The current data harmonisation work of the Indian Council of Medical Research (ICMR) and other agencies can be leveraged to set up this facility for review of ground realities on real-time basis, the NTAGI has recommended. The government panel has also recommended that pregnant women may be offered the choice to take any of the COVID-19 vaccines and that lactating women can be inoculated any time after delivery.

The NTAGI has also stated that those having laboratory test proven SARS-CoV-2 illness should defer COVID-19 vaccination for six months after recovery, the sources said.
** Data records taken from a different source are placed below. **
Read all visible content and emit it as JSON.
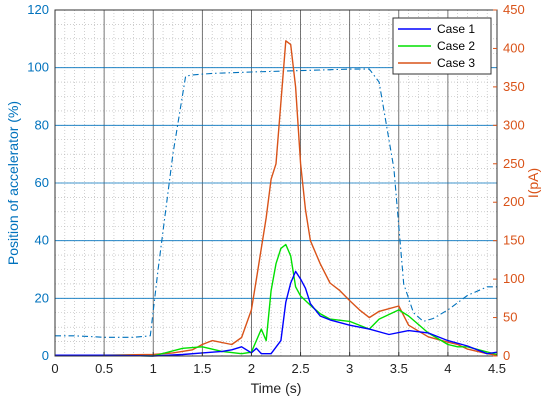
{
  "chart_data": {
    "type": "line",
    "title": "",
    "xlabel": "Time (s)",
    "ylabel_left": "Position of accelerator (%)",
    "ylabel_right": "I(pA)",
    "xlim": [
      0,
      4.5
    ],
    "ylim_left": [
      0,
      120
    ],
    "ylim_right": [
      0,
      450
    ],
    "x_ticks": [
      0,
      0.5,
      1,
      1.5,
      2,
      2.5,
      3,
      3.5,
      4,
      4.5
    ],
    "x_tick_labels": [
      "0",
      "0.5",
      "1",
      "1.5",
      "2",
      "2.5",
      "3",
      "3.5",
      "4",
      "4.5"
    ],
    "y_left_ticks": [
      0,
      20,
      40,
      60,
      80,
      100,
      120
    ],
    "y_right_ticks": [
      0,
      50,
      100,
      150,
      200,
      250,
      300,
      350,
      400,
      450
    ],
    "grid": true,
    "legend_position": "top-right",
    "colors": {
      "left_axis": "#0072BD",
      "right_axis": "#D95319",
      "case1": "#0000FF",
      "case2": "#00E000",
      "case3": "#D95319",
      "accelerator": "#0072BD"
    },
    "accelerator_position": {
      "style": "dash-dot",
      "axis": "left",
      "x": [
        0,
        0.2,
        0.5,
        0.8,
        0.97,
        1.05,
        1.2,
        1.33,
        1.4,
        1.6,
        2.0,
        2.5,
        3.0,
        3.2,
        3.3,
        3.45,
        3.55,
        3.65,
        3.75,
        3.85,
        4.0,
        4.2,
        4.4,
        4.5
      ],
      "y": [
        7,
        7,
        6.5,
        6.5,
        7,
        30,
        70,
        97,
        97.5,
        98,
        98.5,
        99,
        99.5,
        99.5,
        95,
        65,
        25,
        15,
        12,
        13,
        16,
        21,
        24,
        24
      ]
    },
    "series": [
      {
        "name": "Case 1",
        "axis": "right",
        "x": [
          0,
          0.5,
          1.0,
          1.3,
          1.5,
          1.7,
          1.8,
          1.9,
          2.0,
          2.05,
          2.1,
          2.2,
          2.3,
          2.35,
          2.4,
          2.45,
          2.5,
          2.55,
          2.6,
          2.7,
          2.8,
          3.0,
          3.2,
          3.4,
          3.6,
          3.8,
          4.0,
          4.2,
          4.4,
          4.5
        ],
        "y": [
          1,
          1,
          0,
          2,
          4,
          6,
          8,
          12,
          4,
          10,
          3,
          3,
          20,
          70,
          95,
          110,
          100,
          88,
          68,
          52,
          47,
          40,
          35,
          28,
          33,
          30,
          20,
          13,
          3,
          5
        ]
      },
      {
        "name": "Case 2",
        "axis": "right",
        "x": [
          0,
          0.5,
          1.0,
          1.3,
          1.5,
          1.7,
          1.9,
          2.0,
          2.1,
          2.15,
          2.2,
          2.25,
          2.3,
          2.35,
          2.4,
          2.45,
          2.5,
          2.6,
          2.7,
          2.8,
          3.0,
          3.2,
          3.3,
          3.5,
          3.6,
          3.8,
          4.0,
          4.1,
          4.2,
          4.5
        ],
        "y": [
          1,
          1,
          0,
          10,
          12,
          6,
          3,
          5,
          35,
          20,
          85,
          120,
          140,
          145,
          130,
          90,
          78,
          66,
          55,
          48,
          45,
          35,
          48,
          60,
          52,
          30,
          15,
          12,
          12,
          2
        ]
      },
      {
        "name": "Case 3",
        "axis": "right",
        "x": [
          0,
          0.5,
          1.0,
          1.2,
          1.4,
          1.5,
          1.6,
          1.8,
          1.9,
          2.0,
          2.05,
          2.1,
          2.15,
          2.2,
          2.25,
          2.3,
          2.35,
          2.4,
          2.45,
          2.5,
          2.55,
          2.6,
          2.7,
          2.8,
          2.9,
          3.0,
          3.1,
          3.2,
          3.3,
          3.5,
          3.6,
          3.8,
          4.0,
          4.1,
          4.2,
          4.4,
          4.5
        ],
        "y": [
          1,
          1,
          2,
          4,
          8,
          15,
          20,
          15,
          24,
          60,
          100,
          140,
          180,
          230,
          250,
          330,
          410,
          405,
          350,
          250,
          190,
          150,
          120,
          95,
          85,
          72,
          60,
          50,
          58,
          65,
          40,
          25,
          18,
          15,
          9,
          3,
          1
        ]
      }
    ]
  }
}
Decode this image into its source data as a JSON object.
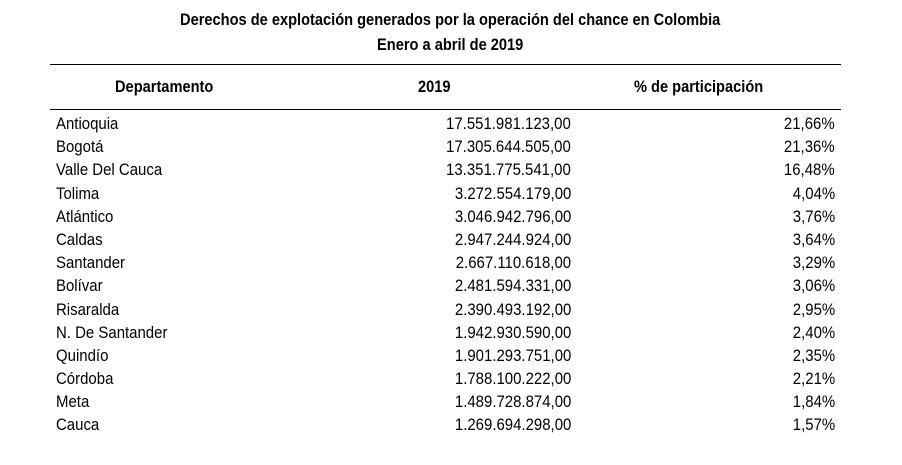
{
  "title_line_1": "Derechos de explotación generados por la operación del chance en Colombia",
  "title_line_2": "Enero a abril de 2019",
  "headers": {
    "department": "Departamento",
    "year": "2019",
    "share": "% de participación"
  },
  "rows": [
    {
      "department": "Antioquia",
      "value": "17.551.981.123,00",
      "share": "21,66%"
    },
    {
      "department": "Bogotá",
      "value": "17.305.644.505,00",
      "share": "21,36%"
    },
    {
      "department": "Valle Del Cauca",
      "value": "13.351.775.541,00",
      "share": "16,48%"
    },
    {
      "department": "Tolima",
      "value": "3.272.554.179,00",
      "share": "4,04%"
    },
    {
      "department": "Atlántico",
      "value": "3.046.942.796,00",
      "share": "3,76%"
    },
    {
      "department": "Caldas",
      "value": "2.947.244.924,00",
      "share": "3,64%"
    },
    {
      "department": "Santander",
      "value": "2.667.110.618,00",
      "share": "3,29%"
    },
    {
      "department": "Bolívar",
      "value": "2.481.594.331,00",
      "share": "3,06%"
    },
    {
      "department": "Risaralda",
      "value": "2.390.493.192,00",
      "share": "2,95%"
    },
    {
      "department": "N. De Santander",
      "value": "1.942.930.590,00",
      "share": "2,40%"
    },
    {
      "department": "Quindío",
      "value": "1.901.293.751,00",
      "share": "2,35%"
    },
    {
      "department": "Córdoba",
      "value": "1.788.100.222,00",
      "share": "2,21%"
    },
    {
      "department": "Meta",
      "value": "1.489.728.874,00",
      "share": "1,84%"
    },
    {
      "department": "Cauca",
      "value": "1.269.694.298,00",
      "share": "1,57%"
    }
  ]
}
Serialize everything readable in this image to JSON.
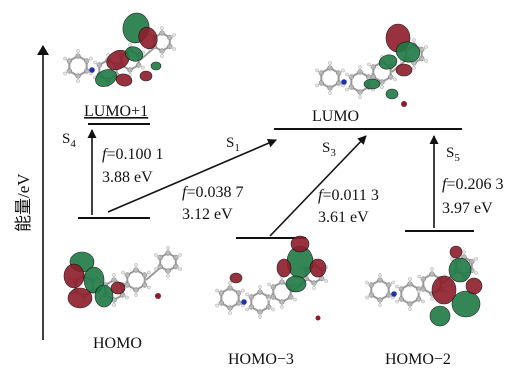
{
  "axis": {
    "label": "能量/eV"
  },
  "orbitals": {
    "homo": "HOMO",
    "homo3": "HOMO−3",
    "homo2": "HOMO−2",
    "lumo": "LUMO",
    "lumo1": "LUMO+1"
  },
  "states": {
    "s1": "S",
    "s1_sub": "1",
    "s3": "S",
    "s3_sub": "3",
    "s4": "S",
    "s4_sub": "4",
    "s5": "S",
    "s5_sub": "5"
  },
  "transitions": {
    "s4": {
      "f": "=0.100 1",
      "energy": "3.88 eV"
    },
    "s1": {
      "f": "=0.038 7",
      "energy": "3.12 eV"
    },
    "s3": {
      "f": "=0.011 3",
      "energy": "3.61 eV"
    },
    "s5": {
      "f": "=0.206 3",
      "energy": "3.97 eV"
    }
  },
  "symbols": {
    "f": "f"
  },
  "colors": {
    "orbital_green": "#1f7a45",
    "orbital_red": "#8c1c2a",
    "atom_grey": "#b5b5b5",
    "nitrogen": "#2233aa"
  }
}
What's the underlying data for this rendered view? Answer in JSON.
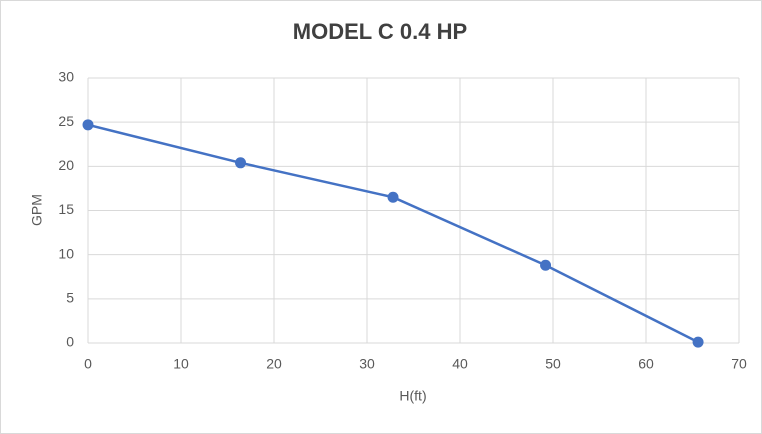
{
  "chart_data": {
    "type": "line",
    "title": "MODEL C 0.4 HP",
    "x_label": "H(ft)",
    "y_label": "GPM",
    "x": [
      0,
      16.4,
      32.8,
      49.2,
      65.6
    ],
    "values": [
      24.7,
      20.4,
      16.5,
      8.8,
      0.1
    ],
    "color": "#4472c4",
    "markers": true,
    "xlim": [
      0,
      70
    ],
    "xticks": [
      0,
      10,
      20,
      30,
      40,
      50,
      60,
      70
    ],
    "ylim": [
      0,
      30
    ],
    "yticks": [
      0,
      5,
      10,
      15,
      20,
      25,
      30
    ],
    "grid": true
  }
}
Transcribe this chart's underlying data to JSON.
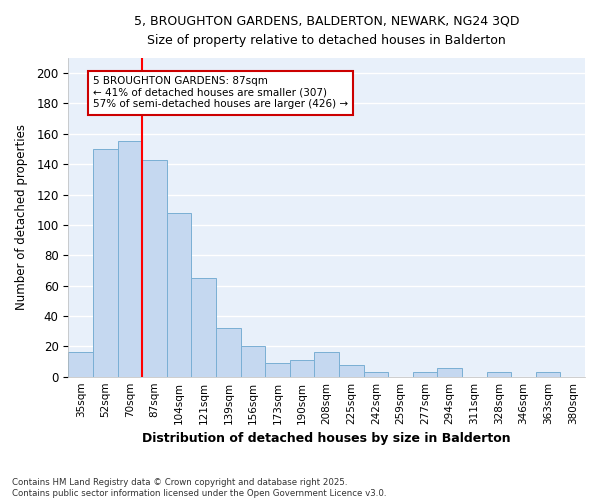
{
  "title_line1": "5, BROUGHTON GARDENS, BALDERTON, NEWARK, NG24 3QD",
  "title_line2": "Size of property relative to detached houses in Balderton",
  "xlabel": "Distribution of detached houses by size in Balderton",
  "ylabel": "Number of detached properties",
  "bar_labels": [
    "35sqm",
    "52sqm",
    "70sqm",
    "87sqm",
    "104sqm",
    "121sqm",
    "139sqm",
    "156sqm",
    "173sqm",
    "190sqm",
    "208sqm",
    "225sqm",
    "242sqm",
    "259sqm",
    "277sqm",
    "294sqm",
    "311sqm",
    "328sqm",
    "346sqm",
    "363sqm",
    "380sqm"
  ],
  "bar_values": [
    16,
    150,
    155,
    143,
    108,
    65,
    32,
    20,
    9,
    11,
    16,
    8,
    3,
    0,
    3,
    6,
    0,
    3,
    0,
    3,
    0
  ],
  "bar_color": "#c5d8f0",
  "bar_edge_color": "#7aafd4",
  "bg_color": "#e8f0fa",
  "grid_color": "#ffffff",
  "redline_index": 3,
  "annotation_text": "5 BROUGHTON GARDENS: 87sqm\n← 41% of detached houses are smaller (307)\n57% of semi-detached houses are larger (426) →",
  "annotation_box_color": "#ffffff",
  "annotation_box_edge_color": "#cc0000",
  "ylim": [
    0,
    210
  ],
  "yticks": [
    0,
    20,
    40,
    60,
    80,
    100,
    120,
    140,
    160,
    180,
    200
  ],
  "footnote": "Contains HM Land Registry data © Crown copyright and database right 2025.\nContains public sector information licensed under the Open Government Licence v3.0.",
  "fig_bg": "#ffffff"
}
According to the health ministry’s current protocol, vaccine is to be taken four to eight weeks after recovery from COVID-19 infection and pregnant and lactating women are not to be administered the shots.

The NTAGI recommended that all pregnant women visiting for antenatal care (ANC) may be informed about risks and benefits associated with Covishield and Covaxin. Based on the information provided, a pregnant woman may be offered the choice to take any of the vaccines. An educational tool comprising information on risk of COVID-19 infection during pregnancy, benefits associated with the vaccination and rare complications associated with vaccines like thrombosis and thrombocytopenia (with Covishield) may be developed.

In case of individuals who have received the first dose and before completion of the dosing schedule if they test positive for COVID-19, they should wait for 4-8 weeks after clinical recovery from the illness. Also, COVID-19 patients who have been given anti-SARS-CoV-2 monoclonal antibodies or convalescent plasma may defer vaccination for three months from the day of discharge from hospital, the recommendations stated.

Individuals having any other serious illness requiring hospitalisation or ICU care should also wait for 4-8 weeks before getting the vaccine, it added.